Марта углубилась в свое кресло, и сжала руки.

– Послушай, моя милая, – сказал Шарль, – у тебя на лице написана такая скука, что… я к твоим услугам… Когда ты захочешь, тотчас же мы уедем в Париж.

– Нет, мой друг… Мы не уедем. Я не хочу уезжать. Я останусь здесь на все время, сколько будет нужно… Твое здоровье прежде всего, мой друг… Это долг для меня… Ах, я забыла тебе сказать, я получила письмо от матери, она велит мне передать тебе тысячу поклонов… Бедная мать! Никогда мы так надолго не расставались!..

– Ты также очень хорошо знаешь, что я предоставил ей полную свободу приехать сюда… Оказалось так, что это путешествие не входило в её планы…

– Это потому что она боялась…

И Марта сделала вид, что колеблется.

– Ах, прошу тебя, я люблю, когда говорят прямо… Она боялась, чего?

– Просто-напросто стеснить тебя, мой друг… Ты сейчас принимаешь такой тон… Я теперь не смею ничего сказать… Ты перетолковываешь каждое слово… Ты верно плохо спал эту ночь… Ты не владеешь собой, дорогой мой… С тех пор как ты болен, твой характер…

– Потому что я страдаю, Марта.

И Шарль, вообразив на минуту, что он во всем виноват, поднялся, чтобы спросить прощения в поцелуе своей жены.

– Ах, я отлично знаю… Это сильнее тебя… К счастью, дорогой мой, я начинаю с этим свыкаться.

Это слово остановило Шарля, который снова взял книгу.
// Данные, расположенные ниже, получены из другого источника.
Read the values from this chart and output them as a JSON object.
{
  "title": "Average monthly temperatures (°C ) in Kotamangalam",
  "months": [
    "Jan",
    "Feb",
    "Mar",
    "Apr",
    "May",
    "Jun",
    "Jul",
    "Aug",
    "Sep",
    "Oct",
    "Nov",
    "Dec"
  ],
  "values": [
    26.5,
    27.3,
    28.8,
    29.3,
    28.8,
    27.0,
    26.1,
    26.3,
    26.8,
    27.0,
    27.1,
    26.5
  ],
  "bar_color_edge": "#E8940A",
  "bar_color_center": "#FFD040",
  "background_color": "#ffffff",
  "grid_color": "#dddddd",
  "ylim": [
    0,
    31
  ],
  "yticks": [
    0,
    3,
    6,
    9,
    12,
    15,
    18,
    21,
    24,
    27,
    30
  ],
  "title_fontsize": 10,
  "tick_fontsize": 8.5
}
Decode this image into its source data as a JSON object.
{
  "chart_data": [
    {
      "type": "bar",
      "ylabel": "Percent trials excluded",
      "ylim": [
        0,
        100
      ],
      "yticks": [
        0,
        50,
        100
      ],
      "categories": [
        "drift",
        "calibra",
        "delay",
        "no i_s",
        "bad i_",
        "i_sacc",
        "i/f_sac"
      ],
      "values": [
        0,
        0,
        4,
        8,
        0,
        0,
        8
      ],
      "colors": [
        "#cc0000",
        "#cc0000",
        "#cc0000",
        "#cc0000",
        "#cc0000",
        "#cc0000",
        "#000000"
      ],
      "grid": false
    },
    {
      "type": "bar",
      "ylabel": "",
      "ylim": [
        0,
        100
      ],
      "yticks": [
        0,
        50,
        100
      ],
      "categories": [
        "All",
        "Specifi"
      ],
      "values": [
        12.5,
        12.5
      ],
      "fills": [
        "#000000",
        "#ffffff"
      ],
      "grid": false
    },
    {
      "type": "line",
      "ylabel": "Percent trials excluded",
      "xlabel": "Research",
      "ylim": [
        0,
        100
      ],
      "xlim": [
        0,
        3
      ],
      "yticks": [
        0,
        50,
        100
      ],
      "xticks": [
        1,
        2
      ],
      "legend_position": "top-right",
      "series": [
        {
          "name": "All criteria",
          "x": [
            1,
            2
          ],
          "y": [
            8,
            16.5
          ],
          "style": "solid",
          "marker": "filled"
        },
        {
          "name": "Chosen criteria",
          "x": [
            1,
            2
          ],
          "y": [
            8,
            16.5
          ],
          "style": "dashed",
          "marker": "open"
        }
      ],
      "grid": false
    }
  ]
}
Марта сделала тоже самое.

– Угадай… – сказал Марта, прерывая чтение внизу страницы, – угадай, в котором часу мы легли вчера спать?

– Не знаю… В девять часов?

– Нет… В половину девятого.

– О!

– Я посмотрела, – и она принялась за чтение. Через минуту она возобновила разговор:

– Тебе не надоела эта книга? – произнесла она, оборачиваясь в Шарлю.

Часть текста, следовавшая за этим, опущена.